By Martin Asser
BBC News, Jerusalem
The basic training camp at Zikkim in southern Israel is where many young conscripts get their first taste of life in the Israeli army.
Camp accommodation consists of concrete walls and canvas
Though the boot camp is just a kilometre north of the Gaza border, hundreds of raw recruits are sent there for three weeks of boot camp before going off to join non-combat units.
They sleep behind concrete walls, but with canvas roofs, offering only patchy protection from regular rocket attacks launched by Palestinian militant groups.
The sleeping arrangements there were the object of heavy criticism even before a rocket hit the base at about 0130 on Tuesday (2330 GMT), injuring dozens of soldiers, four of them seriously.
One mother was heard on Israeli radio saying that her son had been complaining constantly that Zikkim was being peppered by the crude unguided rockets and he wanted to come home.
After Tuesday's attack dozens of parents besieged the base demanding their sons and daughters be moved to a safer location.
The initial response by the army has been to ship increased protection, but it is not clear if that will placate angry families.
Events are bound to increase public awareness about the camp, which is usually eclipsed by the nearby town of Sderot, a kilometre from the north-east corner of Gaza, and a frequent target of occasionally deadly rocket fire.
There residents feel trapped, unable to afford to move away from homes they cannot sell. They also complain that the government does not do enough to defend them.
But why did the army continue to send teenage conscripts, probably heading for supply lines and desk jobs for their army service, to what was a clearly dangerous location where the only protection was - as one commentator said - "hoping for the best"?
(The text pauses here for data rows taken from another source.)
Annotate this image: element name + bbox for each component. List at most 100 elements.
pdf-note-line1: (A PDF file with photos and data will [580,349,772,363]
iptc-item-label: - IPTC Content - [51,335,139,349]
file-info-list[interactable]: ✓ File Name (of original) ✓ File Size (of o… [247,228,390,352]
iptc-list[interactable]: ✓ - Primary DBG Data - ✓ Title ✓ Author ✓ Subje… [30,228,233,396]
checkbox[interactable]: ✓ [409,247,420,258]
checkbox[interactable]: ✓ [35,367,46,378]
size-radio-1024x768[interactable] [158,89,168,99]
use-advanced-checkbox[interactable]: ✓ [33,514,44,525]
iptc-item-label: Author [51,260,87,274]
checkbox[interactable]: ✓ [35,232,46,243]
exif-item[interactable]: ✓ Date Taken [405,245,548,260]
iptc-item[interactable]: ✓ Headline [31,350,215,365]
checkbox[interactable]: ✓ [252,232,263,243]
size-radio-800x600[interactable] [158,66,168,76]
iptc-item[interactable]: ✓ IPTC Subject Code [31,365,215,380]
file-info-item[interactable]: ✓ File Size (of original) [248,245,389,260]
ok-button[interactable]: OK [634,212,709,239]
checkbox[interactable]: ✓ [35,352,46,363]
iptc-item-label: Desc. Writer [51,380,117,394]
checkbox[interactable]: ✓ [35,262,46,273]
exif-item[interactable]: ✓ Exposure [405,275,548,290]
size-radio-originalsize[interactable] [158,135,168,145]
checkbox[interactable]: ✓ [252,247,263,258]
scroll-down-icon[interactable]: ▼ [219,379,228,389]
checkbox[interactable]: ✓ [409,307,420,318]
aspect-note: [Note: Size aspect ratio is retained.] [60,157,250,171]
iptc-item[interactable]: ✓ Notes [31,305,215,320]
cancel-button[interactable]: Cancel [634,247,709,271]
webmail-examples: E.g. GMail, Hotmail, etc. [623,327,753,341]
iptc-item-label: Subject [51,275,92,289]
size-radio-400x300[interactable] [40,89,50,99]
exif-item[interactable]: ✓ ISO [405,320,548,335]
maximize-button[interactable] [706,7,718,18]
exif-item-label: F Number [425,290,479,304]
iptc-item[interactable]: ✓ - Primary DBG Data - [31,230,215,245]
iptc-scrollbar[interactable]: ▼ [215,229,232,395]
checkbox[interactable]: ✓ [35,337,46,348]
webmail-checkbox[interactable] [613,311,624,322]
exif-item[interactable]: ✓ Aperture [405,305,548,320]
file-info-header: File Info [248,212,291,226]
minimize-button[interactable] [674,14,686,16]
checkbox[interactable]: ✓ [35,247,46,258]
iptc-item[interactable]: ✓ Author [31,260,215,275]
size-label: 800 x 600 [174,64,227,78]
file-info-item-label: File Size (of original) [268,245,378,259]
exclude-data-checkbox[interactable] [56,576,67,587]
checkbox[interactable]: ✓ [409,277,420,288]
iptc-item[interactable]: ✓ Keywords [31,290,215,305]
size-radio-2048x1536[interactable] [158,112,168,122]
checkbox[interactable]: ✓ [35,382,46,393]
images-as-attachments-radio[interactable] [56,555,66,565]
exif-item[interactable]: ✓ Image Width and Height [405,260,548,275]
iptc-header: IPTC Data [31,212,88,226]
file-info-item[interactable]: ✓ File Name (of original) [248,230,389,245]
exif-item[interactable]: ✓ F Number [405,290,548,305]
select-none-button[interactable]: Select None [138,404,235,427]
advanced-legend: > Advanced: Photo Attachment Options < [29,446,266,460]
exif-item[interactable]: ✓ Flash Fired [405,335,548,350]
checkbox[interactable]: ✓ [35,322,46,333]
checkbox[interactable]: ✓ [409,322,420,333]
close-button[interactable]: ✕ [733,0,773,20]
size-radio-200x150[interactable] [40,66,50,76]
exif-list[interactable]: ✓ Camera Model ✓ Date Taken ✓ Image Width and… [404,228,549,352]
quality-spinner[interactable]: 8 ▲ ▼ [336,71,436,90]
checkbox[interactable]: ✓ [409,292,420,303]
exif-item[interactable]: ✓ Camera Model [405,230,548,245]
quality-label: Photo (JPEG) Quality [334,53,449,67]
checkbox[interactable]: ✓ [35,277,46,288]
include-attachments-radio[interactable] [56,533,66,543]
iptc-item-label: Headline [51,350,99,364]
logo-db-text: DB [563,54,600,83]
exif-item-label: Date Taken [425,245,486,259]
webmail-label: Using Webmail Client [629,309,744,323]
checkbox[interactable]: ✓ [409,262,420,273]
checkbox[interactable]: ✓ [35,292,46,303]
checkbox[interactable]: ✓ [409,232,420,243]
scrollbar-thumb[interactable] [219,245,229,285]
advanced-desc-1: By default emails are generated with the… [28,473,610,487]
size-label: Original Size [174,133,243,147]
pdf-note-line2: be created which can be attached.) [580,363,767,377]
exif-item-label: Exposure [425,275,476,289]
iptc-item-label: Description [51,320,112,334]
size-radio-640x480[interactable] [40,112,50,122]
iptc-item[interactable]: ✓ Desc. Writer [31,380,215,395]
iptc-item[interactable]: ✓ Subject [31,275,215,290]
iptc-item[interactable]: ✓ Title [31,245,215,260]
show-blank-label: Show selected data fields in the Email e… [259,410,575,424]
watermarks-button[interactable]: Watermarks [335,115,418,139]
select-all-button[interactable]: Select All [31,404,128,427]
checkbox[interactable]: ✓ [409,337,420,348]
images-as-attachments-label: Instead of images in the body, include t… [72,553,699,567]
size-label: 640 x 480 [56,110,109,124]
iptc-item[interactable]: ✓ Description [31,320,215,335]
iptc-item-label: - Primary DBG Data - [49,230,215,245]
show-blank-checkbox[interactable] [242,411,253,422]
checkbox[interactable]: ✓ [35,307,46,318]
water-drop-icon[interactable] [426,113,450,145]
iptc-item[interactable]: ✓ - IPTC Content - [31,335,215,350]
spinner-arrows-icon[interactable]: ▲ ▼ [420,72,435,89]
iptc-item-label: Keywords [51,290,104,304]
Some have speculated that it would have looked bad to move them away, when ordinary civilians are probably facing a sterner threat.
There is also the belief that for Israel it is a good strategy to keep large numbers of troops on the Gaza border.
Although the Zikkim trainees were not being trained for front-line duty, they would have been receiving weapons training from day one as proper soldiers.
Although there seem to have been no fatalities, the attack is likely to increase public pressure on Israel's political and military leaders to do more to prevent rocket fire coming out of the Gaza Strip.
The office of Israel's beleaguered Prime Minister Ehud Olmert said he had convened a meeting of ministers and security chiefs to discuss its reaction.
The new defence minister, former PM and army chief Ehud Barak, has yet to demonstrate his strategy for Gaza, although a robust response might be expected from him.
Israel pulled its troops and settlers out of the strip in 2005 in a unilateral move that was claimed would enhance security, but it appears to have had the opposite effect on places like Sderot and Zikkim on Gaza's frontiers.
Major incursions and air strikes into Gaza have not had the desired effect. Scores of Palestinians have been killed this year, most of them militants but also dozens of civilians.
Many Palestinian analysts argue that Israel's actions increase the anger and instability in Gaza, which has also witnessed serious inter-factional Palestinian fighting since the Israeli pull-out.
Forces loyal to the radical Islamist movement Hamas, which won parliamentary elections in 2006, ousted the security forces of the secular nationalist Fatah movement, which has monopolised power in Palestinian politics for decades.
Hamas now exercises undisputed security control in Gaza, and has appeared to make no move to stop rocket fire from its side.
Tuesday's attack was claimed jointly by two groups other than Hamas or Fatah, the Popular Resistance Committees and Islamic Jihad.